Poczuj magię tych Świąt
: 18 gru 2022, 23:17
˜3˜
Chloe miała kilka małych marzeń i kilka większych, jak pewnie każdy człowiek, ale jej marzenia w większości były niemożliwe do zrealizowania, bo albo jej nie było stać na ich realizację, albo co gorsza - wymagałyby od niej pozbycia się całkowicie wszystkich lęków, fobii i tego wszystkiego co działo się w jej głowie, a z czym od lat radziła sobie ledwo tyle o ile. Czasami śmiała się sama z siebie, że jedyne co jej by pomogło, to przeszczep mózgu. Jednym z tych marzeń było spędzić Święta w miejscu, gdzie jest zima i śnieg. Widziała to na filmach i zdjęciach i wydawało jej się to być czymś absolutnie magicznym. Wiedziała, że to co jest w filmach jest mocno podkolorowane i pewnie trzeba mieć nie lata farta, żeby mieć takie typowe filmowe białe Święta, ale i tak chciałaby to przeżyć chociaż raz. Zamiast tego mogła pooglądać surfujących Mikołajów i założyć czerwoną czapeczkę do letniej sukienki. Widok dość naturalny jeśli się całe życie mieszka w Australii, ale pewnie dla kogoś z drugiej półkuli musiało się to wydawać co najmniej cudaczne. Na przykład jakby przyjechał tu ktoś ze Szwajcarii, albo Norwegii, to pewnie by się nie mógł nadziwić. Tak się jej przynajmniej wydawało. Nigdy nie podróżowała więc trudno jej było ocenić jak turyści reagują na takie zupełnie obce sytuacje.

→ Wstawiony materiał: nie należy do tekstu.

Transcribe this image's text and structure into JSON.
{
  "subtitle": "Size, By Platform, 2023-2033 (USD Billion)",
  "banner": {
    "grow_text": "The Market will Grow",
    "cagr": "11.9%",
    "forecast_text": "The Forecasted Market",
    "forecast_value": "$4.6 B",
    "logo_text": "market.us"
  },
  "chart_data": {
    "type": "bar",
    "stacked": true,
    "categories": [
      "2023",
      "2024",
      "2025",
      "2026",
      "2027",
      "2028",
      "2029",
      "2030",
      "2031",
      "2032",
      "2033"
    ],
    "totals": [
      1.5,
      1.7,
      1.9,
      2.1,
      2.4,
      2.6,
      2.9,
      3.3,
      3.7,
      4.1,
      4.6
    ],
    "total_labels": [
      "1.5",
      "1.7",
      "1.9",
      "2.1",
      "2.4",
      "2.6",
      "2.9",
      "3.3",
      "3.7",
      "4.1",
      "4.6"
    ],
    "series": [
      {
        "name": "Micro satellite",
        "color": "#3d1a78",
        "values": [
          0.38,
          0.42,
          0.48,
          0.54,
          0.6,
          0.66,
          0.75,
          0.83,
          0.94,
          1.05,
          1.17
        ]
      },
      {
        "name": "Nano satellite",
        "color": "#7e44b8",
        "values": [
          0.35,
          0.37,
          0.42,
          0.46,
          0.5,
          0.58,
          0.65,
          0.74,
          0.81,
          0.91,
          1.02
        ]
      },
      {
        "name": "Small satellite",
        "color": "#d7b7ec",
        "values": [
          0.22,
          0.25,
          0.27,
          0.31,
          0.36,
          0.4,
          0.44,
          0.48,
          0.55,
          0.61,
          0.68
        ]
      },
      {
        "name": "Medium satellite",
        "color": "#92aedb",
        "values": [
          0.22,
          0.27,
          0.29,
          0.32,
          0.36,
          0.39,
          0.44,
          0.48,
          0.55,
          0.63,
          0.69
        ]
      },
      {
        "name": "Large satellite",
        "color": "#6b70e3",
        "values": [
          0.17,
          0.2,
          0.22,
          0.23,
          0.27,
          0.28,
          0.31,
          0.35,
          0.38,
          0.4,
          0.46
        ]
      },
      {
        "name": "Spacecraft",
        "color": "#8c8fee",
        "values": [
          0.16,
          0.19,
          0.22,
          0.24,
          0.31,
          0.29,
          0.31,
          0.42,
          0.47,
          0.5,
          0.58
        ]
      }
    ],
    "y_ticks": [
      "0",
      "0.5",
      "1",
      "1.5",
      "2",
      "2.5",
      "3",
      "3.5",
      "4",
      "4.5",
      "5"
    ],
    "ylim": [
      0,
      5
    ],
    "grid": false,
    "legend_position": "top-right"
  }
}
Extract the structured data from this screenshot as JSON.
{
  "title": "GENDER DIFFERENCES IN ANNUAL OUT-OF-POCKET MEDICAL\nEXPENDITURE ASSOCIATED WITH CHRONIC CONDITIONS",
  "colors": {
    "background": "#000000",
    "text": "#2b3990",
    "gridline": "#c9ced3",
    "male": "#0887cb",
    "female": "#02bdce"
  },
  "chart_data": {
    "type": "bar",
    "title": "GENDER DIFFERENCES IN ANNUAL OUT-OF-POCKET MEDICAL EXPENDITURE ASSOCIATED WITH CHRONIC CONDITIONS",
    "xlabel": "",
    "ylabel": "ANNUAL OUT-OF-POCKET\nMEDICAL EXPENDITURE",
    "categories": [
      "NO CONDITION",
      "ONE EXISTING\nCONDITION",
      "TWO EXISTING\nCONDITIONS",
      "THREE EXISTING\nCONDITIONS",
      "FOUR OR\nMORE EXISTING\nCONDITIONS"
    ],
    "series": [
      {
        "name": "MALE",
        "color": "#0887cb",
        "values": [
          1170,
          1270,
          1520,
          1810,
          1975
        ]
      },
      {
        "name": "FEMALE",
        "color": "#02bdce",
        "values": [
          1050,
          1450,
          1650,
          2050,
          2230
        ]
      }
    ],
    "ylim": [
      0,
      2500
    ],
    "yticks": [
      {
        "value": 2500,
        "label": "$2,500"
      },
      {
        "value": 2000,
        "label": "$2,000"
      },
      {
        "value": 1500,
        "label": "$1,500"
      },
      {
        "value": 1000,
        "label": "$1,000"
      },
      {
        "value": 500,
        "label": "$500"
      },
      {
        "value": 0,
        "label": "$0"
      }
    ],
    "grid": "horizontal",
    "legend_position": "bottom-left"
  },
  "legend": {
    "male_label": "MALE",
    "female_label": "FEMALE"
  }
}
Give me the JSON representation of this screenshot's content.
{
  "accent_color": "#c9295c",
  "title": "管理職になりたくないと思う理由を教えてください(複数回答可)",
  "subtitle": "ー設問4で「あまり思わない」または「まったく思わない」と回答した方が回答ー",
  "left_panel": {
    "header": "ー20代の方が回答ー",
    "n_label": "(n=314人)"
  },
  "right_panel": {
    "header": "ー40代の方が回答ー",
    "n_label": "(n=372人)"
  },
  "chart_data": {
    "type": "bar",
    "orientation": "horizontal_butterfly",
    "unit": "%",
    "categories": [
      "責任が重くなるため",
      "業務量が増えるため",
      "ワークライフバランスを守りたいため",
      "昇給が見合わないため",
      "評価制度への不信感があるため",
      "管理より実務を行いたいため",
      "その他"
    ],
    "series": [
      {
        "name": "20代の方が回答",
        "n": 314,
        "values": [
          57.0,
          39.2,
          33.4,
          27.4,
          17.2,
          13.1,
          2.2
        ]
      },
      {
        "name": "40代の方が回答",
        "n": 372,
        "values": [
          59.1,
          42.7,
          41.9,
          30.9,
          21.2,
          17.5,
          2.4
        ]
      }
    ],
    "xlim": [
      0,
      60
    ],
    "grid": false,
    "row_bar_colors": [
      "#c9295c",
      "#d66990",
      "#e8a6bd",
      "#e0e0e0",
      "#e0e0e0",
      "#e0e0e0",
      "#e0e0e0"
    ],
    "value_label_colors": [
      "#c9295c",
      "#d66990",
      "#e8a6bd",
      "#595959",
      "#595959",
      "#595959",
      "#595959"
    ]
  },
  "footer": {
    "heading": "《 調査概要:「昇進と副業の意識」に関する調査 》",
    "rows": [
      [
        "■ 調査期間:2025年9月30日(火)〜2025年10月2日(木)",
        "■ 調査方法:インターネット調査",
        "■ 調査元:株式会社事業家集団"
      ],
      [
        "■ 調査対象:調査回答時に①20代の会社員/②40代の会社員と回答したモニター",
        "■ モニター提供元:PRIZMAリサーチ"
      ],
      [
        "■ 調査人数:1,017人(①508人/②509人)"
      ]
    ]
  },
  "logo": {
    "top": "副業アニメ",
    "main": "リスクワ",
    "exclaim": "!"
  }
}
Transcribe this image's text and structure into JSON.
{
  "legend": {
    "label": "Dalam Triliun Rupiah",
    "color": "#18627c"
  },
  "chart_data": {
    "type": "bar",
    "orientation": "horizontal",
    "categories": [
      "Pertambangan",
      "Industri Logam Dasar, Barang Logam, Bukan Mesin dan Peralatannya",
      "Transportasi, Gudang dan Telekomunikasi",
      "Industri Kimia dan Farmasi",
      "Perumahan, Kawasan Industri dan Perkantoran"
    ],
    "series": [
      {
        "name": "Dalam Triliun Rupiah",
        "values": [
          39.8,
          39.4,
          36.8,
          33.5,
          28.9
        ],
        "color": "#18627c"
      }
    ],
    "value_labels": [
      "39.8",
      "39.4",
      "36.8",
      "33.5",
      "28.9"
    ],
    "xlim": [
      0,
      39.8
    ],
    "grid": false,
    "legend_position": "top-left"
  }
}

Mimo to lubiła nastrój jaki towarzyszył Świętom i co roku odwiedzała świąteczny jarmark co najmniej raz, a czasem i więcej razy, w zależności od tego czy udało jej się namówić kogoś do towarzystwa. Sama za bardzo się stresowała takim tłumem i gwarem. Zwykle zabierała Otisa, albo którąś z sióstr, a w tym roku pomyślała, że zabierze ze sobą Ninę.
To była dość nowa przyjaźń, zupełnie nieoczekiwana, a z drugiej strony zaskakująco pasująca. Wieloletnie niedopowiedzenia skrywały podobne charaktery i duży potencjał na przyjaźń. Chloe cieszyła się, że z Niną pomimo tak wielu lat niechęci odkryły, ile je łączy i jak lubią ze sobą spędzać czas. Miło było poznawać się niemal od nowa, choć przecież przez lata chodziły razem do szkoły. Dorosłość niezmiennie zaskakiwała Chloe. Najpierw ta przyjaźń z Archerem, potem przyjaźń z Niną. Kto wie kto jeszcze zagości w życiu panny Goldsworthy.
- Wiesz, że nigdy nie piłam grzanego wina. - wyznała, gdy wraz z Niną wchodziły na teren jarmarku. Przy Ninie Chloe czuła się z jednej strony dość pewnie, a z drugiej trochę jakby znikała, co jej bardzo odpowiadało. Wiedziała, że to za nią oglądają się mężczyźni i na nią zazdrośnie patrzą kobiety. Sama była tłem i było jej to na rękę. Nie lubiła się wyróżniać ani zwracać na siebie uwagi. - A to chyba takie bardzo świąteczne. - rozglądała się zaciekawiona, jednocześnie zachowując odstęp od innych gości jarmarku. Dobrze, że to nie był szczyt odwiedzalności, bo wtedy byłby ścisk, a tego nie lubiła. - Spróbujemy? - chyba potrzebowała kogoś kto jej pomoże się odważyć. Sama piła alkohol bardzo rzadko, ale wiedziała, że taki kubeczek grzanego wina to przecież nie jest bardzo mocny. - Ciekawe czy to wogóle można u nas kupić. - zmarszczyła brwi, myśląc głośno. W końcu znała ten specjał ze świątecznych komedii romantycznych na Netflixie, a nie z życia.